Snakes get a bad rap. They are mostly retiring creatures that prefer to slither around at night, making it unlikely they’ll encounter people unless someone is out for a midnight stroll in the desert or mountains or a half dozen other terrains they inhabit. Yet they are feared by folks, partly because they are misunderstood by many, but also because some have venomous bites that can wound or even kill if left untreated.
And of course Hollywood loves to make snakes the “bad guys” in movies. Is there anyone who doesn’t know or remember the snake scenes in “Raiders Of The Lost Ark?” The hero, Indiana Jones, is an all-round he-man but he has one vulnerability: he’s terrified of snakes. He vanquishes them in the end, of course, but before that, there are plenty of huge, slithering vipers that give good old Indy a run for his money.
In America, snakes are rarely a danger to man anymore, because anti-venom treatments are widely available right across the country. That doesn’t mean, however, that a snake bite isn’t a serious wound, particularly if the victim isn’t cared for immediately. Left without medical intervention, there are indeed several snakes in America that can be lethal to man. Here are the three most deadly snakes in the U.S., according to online snake experts Reptile Magazine.com.
Eastern & Western Diamondback Rattle Snakes
These cousins roam on opposite sides of the country, but they are very similar in appearance. The eastern snake can weigh up to 35 pounds and grows to eight feet on occasion — no doubt a terrifying sight if one stumbles across one on a hike. It packs a wallop of 450 mg of venom, and only 150 mg are needed to kill a human being because the venom is so toxic.
Of course like all snakes, both are shy and try their best to avoid people, but if cornered or tripped over they bite, and getting to a hospital is crucial for the victim.

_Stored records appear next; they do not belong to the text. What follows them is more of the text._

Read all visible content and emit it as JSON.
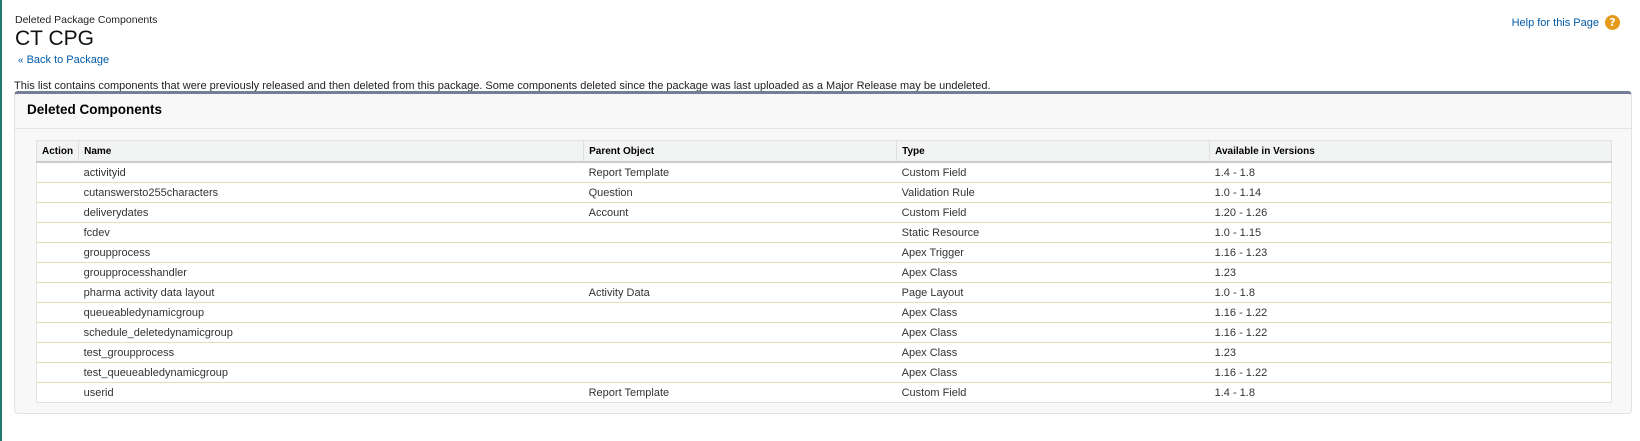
{
  "header": {
    "eyebrow": "Deleted Package Components",
    "title": "CT CPG",
    "back_link": "Back to Package",
    "back_glyph": "«",
    "help_link": "Help for this Page",
    "help_icon": "?"
  },
  "description": "This list contains components that were previously released and then deleted from this package. Some components deleted since the package was last uploaded as a Major Release may be undeleted.",
  "panel": {
    "title": "Deleted Components",
    "columns": [
      "Action",
      "Name",
      "Parent Object",
      "Type",
      "Available in Versions"
    ],
    "rows": [
      {
        "action": "",
        "name": "activityid",
        "parent": "Report Template",
        "type": "Custom Field",
        "versions": "1.4 - 1.8"
      },
      {
        "action": "",
        "name": "cutanswersto255characters",
        "parent": "Question",
        "type": "Validation Rule",
        "versions": "1.0 - 1.14"
      },
      {
        "action": "",
        "name": "deliverydates",
        "parent": "Account",
        "type": "Custom Field",
        "versions": "1.20 - 1.26"
      },
      {
        "action": "",
        "name": "fcdev",
        "parent": "",
        "type": "Static Resource",
        "versions": "1.0 - 1.15"
      },
      {
        "action": "",
        "name": "groupprocess",
        "parent": "",
        "type": "Apex Trigger",
        "versions": "1.16 - 1.23"
      },
      {
        "action": "",
        "name": "groupprocesshandler",
        "parent": "",
        "type": "Apex Class",
        "versions": "1.23"
      },
      {
        "action": "",
        "name": "pharma activity data layout",
        "parent": "Activity Data",
        "type": "Page Layout",
        "versions": "1.0 - 1.8"
      },
      {
        "action": "",
        "name": "queueabledynamicgroup",
        "parent": "",
        "type": "Apex Class",
        "versions": "1.16 - 1.22"
      },
      {
        "action": "",
        "name": "schedule_deletedynamicgroup",
        "parent": "",
        "type": "Apex Class",
        "versions": "1.16 - 1.22"
      },
      {
        "action": "",
        "name": "test_groupprocess",
        "parent": "",
        "type": "Apex Class",
        "versions": "1.23"
      },
      {
        "action": "",
        "name": "test_queueabledynamicgroup",
        "parent": "",
        "type": "Apex Class",
        "versions": "1.16 - 1.22"
      },
      {
        "action": "",
        "name": "userid",
        "parent": "Report Template",
        "type": "Custom Field",
        "versions": "1.4 - 1.8"
      }
    ]
  },
  "colors": {
    "link": "#015ba7",
    "help_icon": "#e69a1c",
    "panel_accent": "#747e96",
    "row_border": "#e3deb8"
  }
}
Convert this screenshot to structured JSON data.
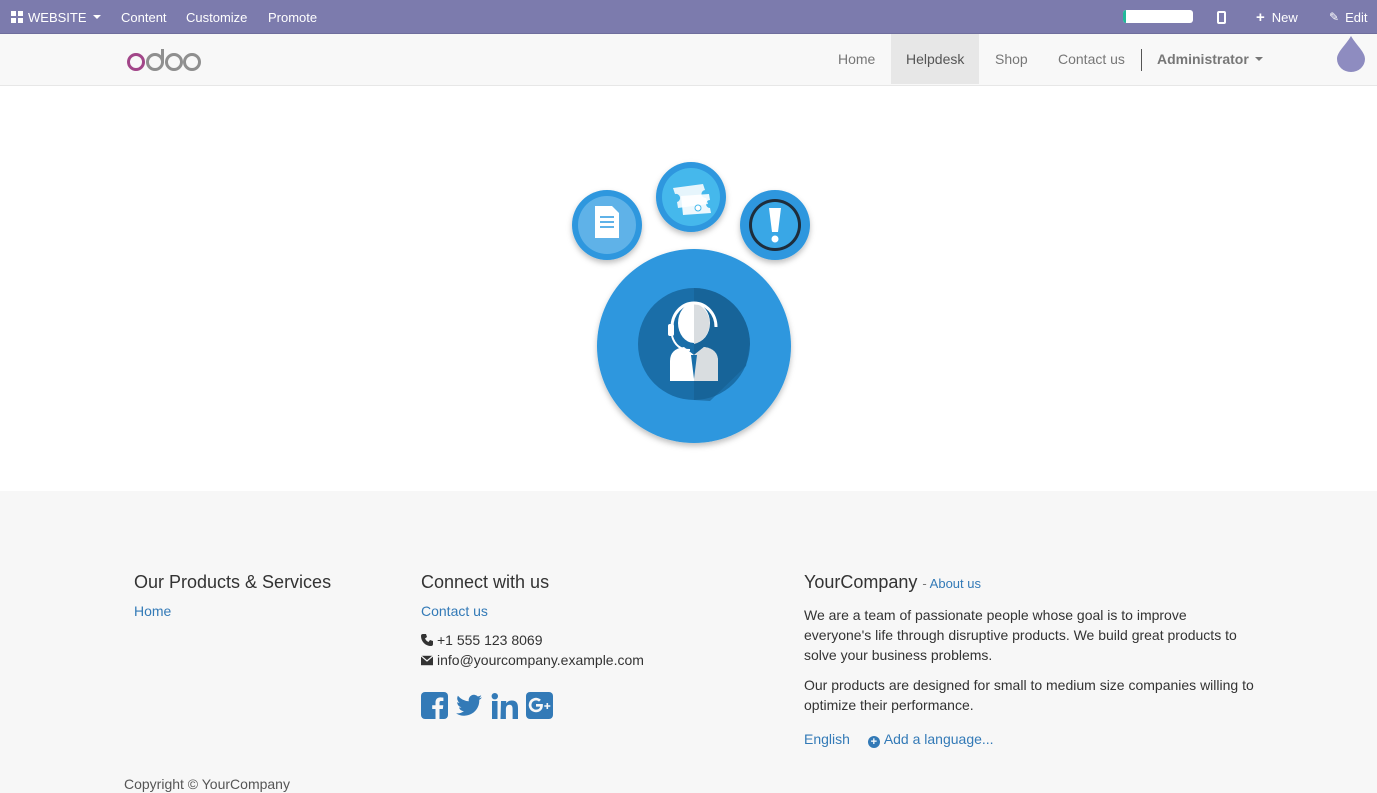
{
  "adminbar": {
    "website_label": "WEBSITE",
    "content_label": "Content",
    "customize_label": "Customize",
    "promote_label": "Promote",
    "progress": 0.04,
    "new_label": "New",
    "edit_label": "Edit",
    "background_color": "#7c7bad"
  },
  "navbar": {
    "logo_text": "odoo",
    "items": [
      {
        "label": "Home"
      },
      {
        "label": "Helpdesk",
        "active": true
      },
      {
        "label": "Shop"
      },
      {
        "label": "Contact us"
      }
    ],
    "user_label": "Administrator"
  },
  "hero": {
    "icons": [
      "document-icon",
      "ticket-icon",
      "alert-icon",
      "support-agent-icon"
    ]
  },
  "footer": {
    "products": {
      "title": "Our Products & Services",
      "links": [
        "Home"
      ]
    },
    "connect": {
      "title": "Connect with us",
      "contact_link": "Contact us",
      "phone": "+1 555 123 8069",
      "email": "info@yourcompany.example.com",
      "social": [
        "facebook-icon",
        "twitter-icon",
        "linkedin-icon",
        "google-plus-icon"
      ]
    },
    "company": {
      "name": "YourCompany",
      "separator": "-",
      "about_link": "About us",
      "paragraph1": "We are a team of passionate people whose goal is to improve everyone's life through disruptive products. We build great products to solve your business problems.",
      "paragraph2": "Our products are designed for small to medium size companies willing to optimize their performance.",
      "language": "English",
      "add_language": "Add a language..."
    },
    "copyright": "Copyright © YourCompany"
  },
  "colors": {
    "link": "#337ab7",
    "hero_blue": "#2d97de",
    "brand_purple": "#a24689"
  }
}
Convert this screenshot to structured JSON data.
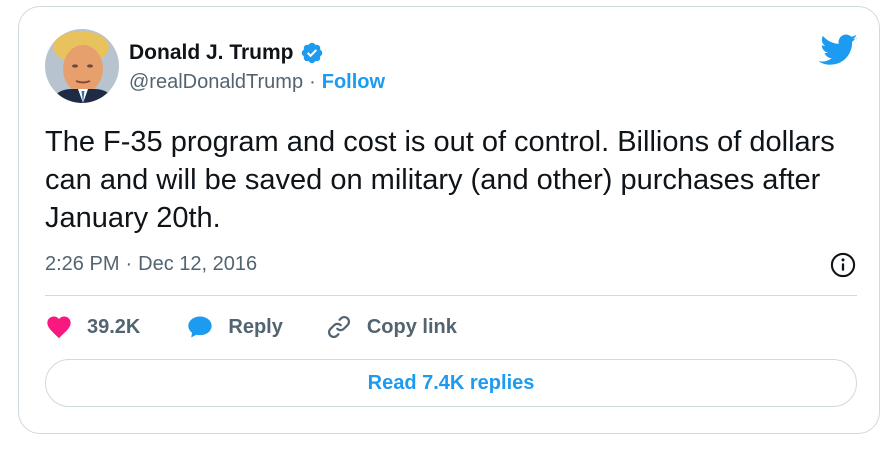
{
  "author": {
    "display_name": "Donald J. Trump",
    "handle": "@realDonaldTrump",
    "separator": "·",
    "follow_label": "Follow"
  },
  "tweet": {
    "text": "The F-35 program and cost is out of control. Billions of dollars can and will be saved on military (and other) purchases after January 20th.",
    "time": "2:26 PM",
    "separator": "·",
    "date": "Dec 12, 2016"
  },
  "actions": {
    "likes_count": "39.2K",
    "reply_label": "Reply",
    "copy_link_label": "Copy link"
  },
  "read_replies_label": "Read 7.4K replies",
  "colors": {
    "accent": "#1d9bf0",
    "like": "#f91880",
    "text_primary": "#0f1419",
    "text_secondary": "#536471",
    "border": "#cfd9de"
  },
  "icons": {
    "avatar": "avatar",
    "verified": "verified-badge-icon",
    "brand": "twitter-bird-icon",
    "info": "info-icon",
    "like": "heart-icon",
    "reply": "speech-bubble-icon",
    "copy_link": "link-icon"
  }
}
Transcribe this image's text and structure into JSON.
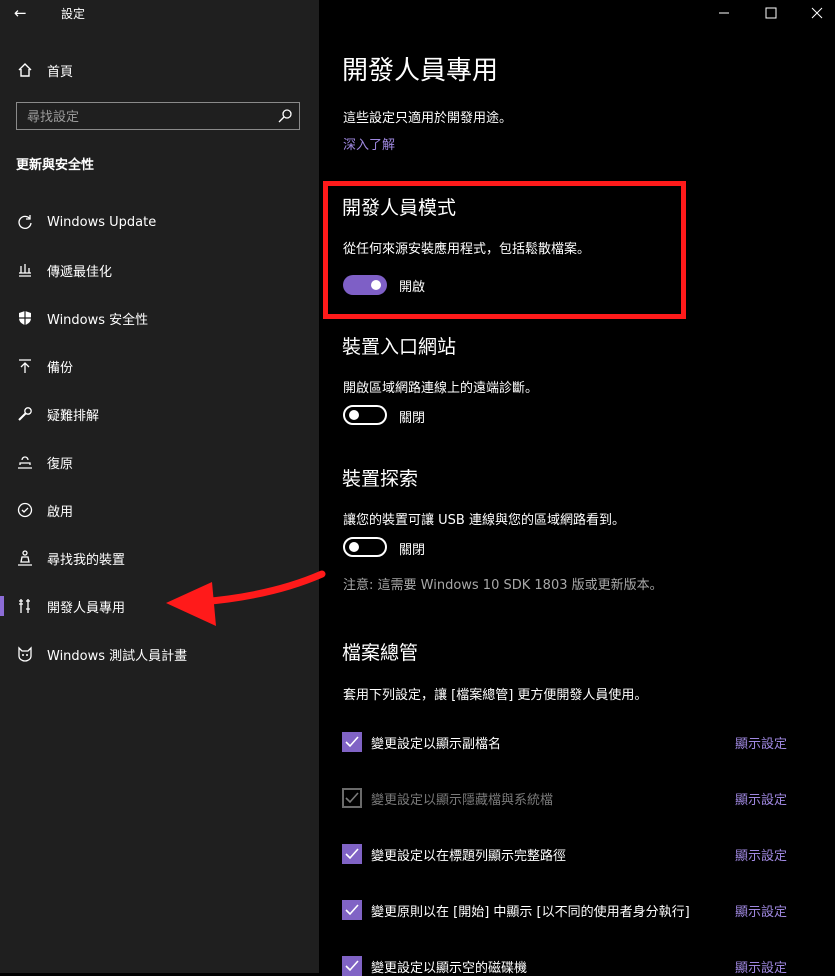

Not only does the snake bite hurt enormously and cause swelling, pain and toxicity, it can induce cardiac arrest. Left untreated, the victim would likely die, although there are only “a handful” of snake bite fatalities each year in America, according to Reptile Magazine.
The western diamondback rattle snake lives in southeastern California, and roams about halfway up to Canada. Its eastern cousin prefers the dry marshes of the southeastern U.S., and many parts of Florida. This is by far the most poisonous snake in America.
The Coral Snake, east and west regions of America
This snake is relatively small — up to about 24 inches in western areas, but about 30 inches on the eastern side. However, its venom can kill quickly, as it carries up to 800 mg of venom with every bite. No matter what side of the country they inhabit, coral snakes are equally deadly. But this snake is particularly nocturnal and shy, and consequently there has been only one reported death from its bite in more than 40 years.
America is a huge country, and therefore it’s fairly easy to avoid any deadly reptile in the wild. When folks go hiking or mountain climbing, they know what to watch for, and of course what to listen for — the distinctive rattle the diamondbacks make with their “tail” as a warning. Coral snakes are brightly coloured in red, black and yellow rings, and that makes them fairly easy to spot from a safe distance.
Nonetheless, good hiking boots are a must no matter where one goes in the wilderness, not only because the terrain can be hard on feet, but because the dense material which boots are made of makes the hiker less vulnerable to these slithering creatures. They may be shy, but snakes certainly will defend themselves, if need be.